Republicans have had a tough 48 hours. John Boehner, and the House caucus members he speaks for, should have been disabused of any illusions they may have had about the Tea Partiers giving them any room to maneuver in budget negotiations. They know, once and for all, that House Republicans are incapable of credibly presenting Senate Democrats and the White House with a united front. Shouldn’t that have a substantial impact on subsequent negotiations?
Forget about the concessions respecting the balanced budget amendment that the Tea Partiers forced on the Republican leadership this morning. As of yesterday, the major bones of contention between the Boehner and Reid plans were over the reality of the spending cuts promised by Reid and Boehner’s insistence on another round of debt-ceiling negotiations before the next election. Republicans think Reid’s budget-cutting is riddled with gimmicks; Democrats think that Boehner's setting them up for another hostage crisis next January. It doesn’t take rocket science to figure out where this is (or should be) heading; Republicans need to accept more genuine spending cuts in exchange for postponing the next fight over the debt ceiling until after the next election.

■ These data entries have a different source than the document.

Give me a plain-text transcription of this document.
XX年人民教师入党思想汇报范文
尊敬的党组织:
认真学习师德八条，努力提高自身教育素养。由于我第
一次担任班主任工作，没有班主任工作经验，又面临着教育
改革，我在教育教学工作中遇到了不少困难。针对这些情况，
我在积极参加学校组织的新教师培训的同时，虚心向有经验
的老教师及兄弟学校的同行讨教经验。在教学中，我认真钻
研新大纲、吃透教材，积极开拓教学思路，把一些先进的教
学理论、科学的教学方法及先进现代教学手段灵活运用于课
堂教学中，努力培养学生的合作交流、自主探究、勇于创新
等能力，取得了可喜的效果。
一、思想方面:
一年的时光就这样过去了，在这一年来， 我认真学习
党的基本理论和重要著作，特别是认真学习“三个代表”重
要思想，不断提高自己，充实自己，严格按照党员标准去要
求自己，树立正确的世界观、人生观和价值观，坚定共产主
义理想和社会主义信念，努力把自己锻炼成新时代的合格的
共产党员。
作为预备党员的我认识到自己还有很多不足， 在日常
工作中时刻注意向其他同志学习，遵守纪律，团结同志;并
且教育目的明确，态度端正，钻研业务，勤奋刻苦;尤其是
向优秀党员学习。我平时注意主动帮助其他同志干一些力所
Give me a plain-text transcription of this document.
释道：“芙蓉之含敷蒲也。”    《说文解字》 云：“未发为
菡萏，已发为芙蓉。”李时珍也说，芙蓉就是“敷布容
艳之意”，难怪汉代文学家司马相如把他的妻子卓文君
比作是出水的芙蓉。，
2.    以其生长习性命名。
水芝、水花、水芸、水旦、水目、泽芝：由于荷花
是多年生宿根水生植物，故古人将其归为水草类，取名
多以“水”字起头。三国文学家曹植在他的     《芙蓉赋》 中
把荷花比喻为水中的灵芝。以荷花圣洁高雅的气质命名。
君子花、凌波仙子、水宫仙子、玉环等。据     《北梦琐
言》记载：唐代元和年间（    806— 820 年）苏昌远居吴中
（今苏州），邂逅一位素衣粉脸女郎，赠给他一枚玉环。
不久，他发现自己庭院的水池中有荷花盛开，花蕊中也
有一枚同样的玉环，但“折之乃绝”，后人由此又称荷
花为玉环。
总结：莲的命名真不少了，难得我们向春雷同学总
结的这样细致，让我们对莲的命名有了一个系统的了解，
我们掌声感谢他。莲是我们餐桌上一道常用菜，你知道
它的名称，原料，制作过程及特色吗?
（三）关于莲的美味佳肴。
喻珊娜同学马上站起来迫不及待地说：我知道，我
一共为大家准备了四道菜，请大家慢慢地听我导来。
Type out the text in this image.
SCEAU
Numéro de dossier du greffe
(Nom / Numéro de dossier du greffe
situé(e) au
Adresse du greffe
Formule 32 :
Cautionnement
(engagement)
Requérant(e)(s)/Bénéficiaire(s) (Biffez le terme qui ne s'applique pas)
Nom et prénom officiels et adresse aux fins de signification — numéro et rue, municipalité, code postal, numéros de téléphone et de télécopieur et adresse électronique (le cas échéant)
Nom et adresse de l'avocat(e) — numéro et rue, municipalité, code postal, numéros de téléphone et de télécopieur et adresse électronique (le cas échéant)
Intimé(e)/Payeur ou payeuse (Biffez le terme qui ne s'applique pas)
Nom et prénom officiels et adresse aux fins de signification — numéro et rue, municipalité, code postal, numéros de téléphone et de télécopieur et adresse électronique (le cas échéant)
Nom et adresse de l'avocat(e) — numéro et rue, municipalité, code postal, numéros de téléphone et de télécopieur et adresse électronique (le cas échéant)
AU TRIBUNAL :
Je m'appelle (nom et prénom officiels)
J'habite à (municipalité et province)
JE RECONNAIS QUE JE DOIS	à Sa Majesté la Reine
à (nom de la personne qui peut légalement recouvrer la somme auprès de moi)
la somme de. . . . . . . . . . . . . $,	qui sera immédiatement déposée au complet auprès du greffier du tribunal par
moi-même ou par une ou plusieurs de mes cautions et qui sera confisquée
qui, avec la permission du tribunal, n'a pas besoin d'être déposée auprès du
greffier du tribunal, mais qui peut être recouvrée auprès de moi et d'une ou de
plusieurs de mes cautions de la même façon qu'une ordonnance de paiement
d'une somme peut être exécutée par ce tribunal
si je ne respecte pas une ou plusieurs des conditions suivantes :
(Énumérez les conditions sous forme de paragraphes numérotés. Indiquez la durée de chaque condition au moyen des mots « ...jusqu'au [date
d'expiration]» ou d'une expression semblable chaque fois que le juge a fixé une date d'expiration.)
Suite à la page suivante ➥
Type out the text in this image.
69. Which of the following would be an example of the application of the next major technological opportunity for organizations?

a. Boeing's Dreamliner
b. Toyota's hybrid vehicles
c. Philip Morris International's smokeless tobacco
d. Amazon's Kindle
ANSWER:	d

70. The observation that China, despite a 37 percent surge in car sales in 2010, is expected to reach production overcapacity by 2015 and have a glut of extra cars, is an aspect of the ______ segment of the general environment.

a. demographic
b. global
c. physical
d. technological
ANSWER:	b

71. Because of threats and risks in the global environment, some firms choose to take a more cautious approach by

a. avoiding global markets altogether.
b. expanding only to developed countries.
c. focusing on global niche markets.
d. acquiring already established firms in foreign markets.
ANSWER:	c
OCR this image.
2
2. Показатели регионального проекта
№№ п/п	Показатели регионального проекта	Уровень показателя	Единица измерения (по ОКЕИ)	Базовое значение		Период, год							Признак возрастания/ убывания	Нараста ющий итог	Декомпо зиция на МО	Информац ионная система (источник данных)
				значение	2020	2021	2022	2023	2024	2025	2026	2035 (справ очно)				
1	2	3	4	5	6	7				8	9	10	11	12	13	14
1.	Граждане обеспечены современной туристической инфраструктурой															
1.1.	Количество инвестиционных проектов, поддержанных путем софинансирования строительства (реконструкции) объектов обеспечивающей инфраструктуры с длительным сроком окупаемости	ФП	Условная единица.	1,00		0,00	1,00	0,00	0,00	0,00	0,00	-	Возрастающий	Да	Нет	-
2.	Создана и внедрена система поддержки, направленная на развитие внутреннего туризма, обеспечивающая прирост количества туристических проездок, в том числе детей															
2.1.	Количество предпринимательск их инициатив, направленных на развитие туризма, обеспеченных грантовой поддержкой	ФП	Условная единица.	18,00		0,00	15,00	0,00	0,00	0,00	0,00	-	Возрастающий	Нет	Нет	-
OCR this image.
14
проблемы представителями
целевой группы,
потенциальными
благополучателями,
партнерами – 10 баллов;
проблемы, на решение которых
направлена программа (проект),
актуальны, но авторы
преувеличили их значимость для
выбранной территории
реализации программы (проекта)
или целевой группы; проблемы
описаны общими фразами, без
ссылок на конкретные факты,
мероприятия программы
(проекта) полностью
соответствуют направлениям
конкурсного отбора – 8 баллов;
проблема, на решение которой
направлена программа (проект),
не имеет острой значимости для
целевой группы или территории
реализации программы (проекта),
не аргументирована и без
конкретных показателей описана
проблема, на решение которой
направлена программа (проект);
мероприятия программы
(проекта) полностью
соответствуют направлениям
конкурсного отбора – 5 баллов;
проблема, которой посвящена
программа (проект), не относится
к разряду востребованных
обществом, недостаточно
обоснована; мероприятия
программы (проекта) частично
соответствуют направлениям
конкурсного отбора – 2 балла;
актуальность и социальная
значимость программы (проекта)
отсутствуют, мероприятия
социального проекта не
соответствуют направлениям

Shouldn’t that be a lot easier deal for Republicans to accept today than it was a couple of days ago now that they know (and know that Democrats know) that they lack the cohesiveness to bargain effectively? Does the Republican leadership still believe that it'll be better positioned to negotiate another debt-ceiling deal in six months, in the heat of a Republican presidential primary campaign, than it is now? Do Boehner, Cantor et al. really want to undergo the ordeal they’ve experienced over the last 48 hours again next January?